Stuck in state "Pending"
JonasKs opened this issue · 18 comments
Hello,
I have just created a docker swarm from scratch, and I am not able to run the visualizer, since its stuck in pending.
$ docker service ls && docker service ps viz
ID NAME MODE REPLICAS IMAGE PORTS
ylpdkfqjv0o8 viz replicated 0/1 dockersamples/visualizer:latest *:9090->8080/tcp
ID NAME IMAGE NODE DESIRED STATE CURRENT STATE ERROR PORTS
j7z2l72rlf46 viz.1 dockersamples/visualizer:latest Running Pending 4 minutes ago
Docker version:
$ docker version
Client:
Version: 17.05.0-ce
API version: 1.29
Go version: go1.7.5
Git commit: 89658be
Built: Thu May 4 22:10:54 2017
OS/Arch: linux/amd64
Server:
Version: 17.05.0-ce
API version: 1.29 (minimum version 1.12)
Go version: go1.7.5
Git commit: 89658be
Built: Thu May 4 22:10:54 2017
OS/Arch: linux/amd64
Experimental: false
apt-cache policy docker-engine
docker-engine:
Installed: 17.05.0~ce-0~ubuntu-xenial
Candidate: 17.05.0~ce-0~ubuntu-xenial
Same setup on 17.03 works, so I suspect the 17.05 is not supported yet?

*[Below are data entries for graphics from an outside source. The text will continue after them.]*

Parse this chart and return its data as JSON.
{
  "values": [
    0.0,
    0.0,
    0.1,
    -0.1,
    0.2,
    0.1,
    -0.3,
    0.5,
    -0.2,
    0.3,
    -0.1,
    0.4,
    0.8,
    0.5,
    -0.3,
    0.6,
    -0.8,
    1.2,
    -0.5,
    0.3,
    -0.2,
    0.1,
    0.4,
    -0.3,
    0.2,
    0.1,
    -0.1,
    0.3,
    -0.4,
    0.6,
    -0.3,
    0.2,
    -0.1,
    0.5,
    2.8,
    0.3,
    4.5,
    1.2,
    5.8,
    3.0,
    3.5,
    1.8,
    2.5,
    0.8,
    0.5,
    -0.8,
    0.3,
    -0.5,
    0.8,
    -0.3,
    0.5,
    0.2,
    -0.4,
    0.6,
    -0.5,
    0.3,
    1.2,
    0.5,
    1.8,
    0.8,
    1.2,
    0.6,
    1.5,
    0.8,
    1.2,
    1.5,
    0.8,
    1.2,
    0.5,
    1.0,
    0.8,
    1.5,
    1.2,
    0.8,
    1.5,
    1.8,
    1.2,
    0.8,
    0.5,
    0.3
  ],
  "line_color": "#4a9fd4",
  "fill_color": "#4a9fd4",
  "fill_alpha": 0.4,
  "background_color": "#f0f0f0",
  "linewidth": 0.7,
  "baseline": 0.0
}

are you publishing the correct port?
Same setup work on same setup, but with older docker swarm, so yeah, I believe I do. As shown in docker service ls:
*:9090->8080/tcp
I think this is a Swarm problem, sometimes I have had to delete the node and created it again so it can start a pending service.
@JonasKs you said on an older docker swarm? You do you mean docker in swarm mode or the older docker swarm pre-Docker 1.12 version? The visualizer won't work on the older pre-1.12 version only Swarm mode.
@ManoMarks Docker version 17.03 worked for me, but not 17.05. I can provide a full docker version
on working setup tomorrow.
Created it by doing this:
ubuntu@manager-project2:~$ docker service create \
> --name=viz \
> --publish=9090:8080/tcp \
> --constraint=node.role==manager \
> --mount=type=bind,src=/var/run/docker.sock,dst=/var/run/docker.sock \
> dockersamples/visualizer
mcej4y4vluvtstdv86lbistni
Since --detach=false was not specified, tasks will be created in the background.
In a future release, --detach=false will become the default.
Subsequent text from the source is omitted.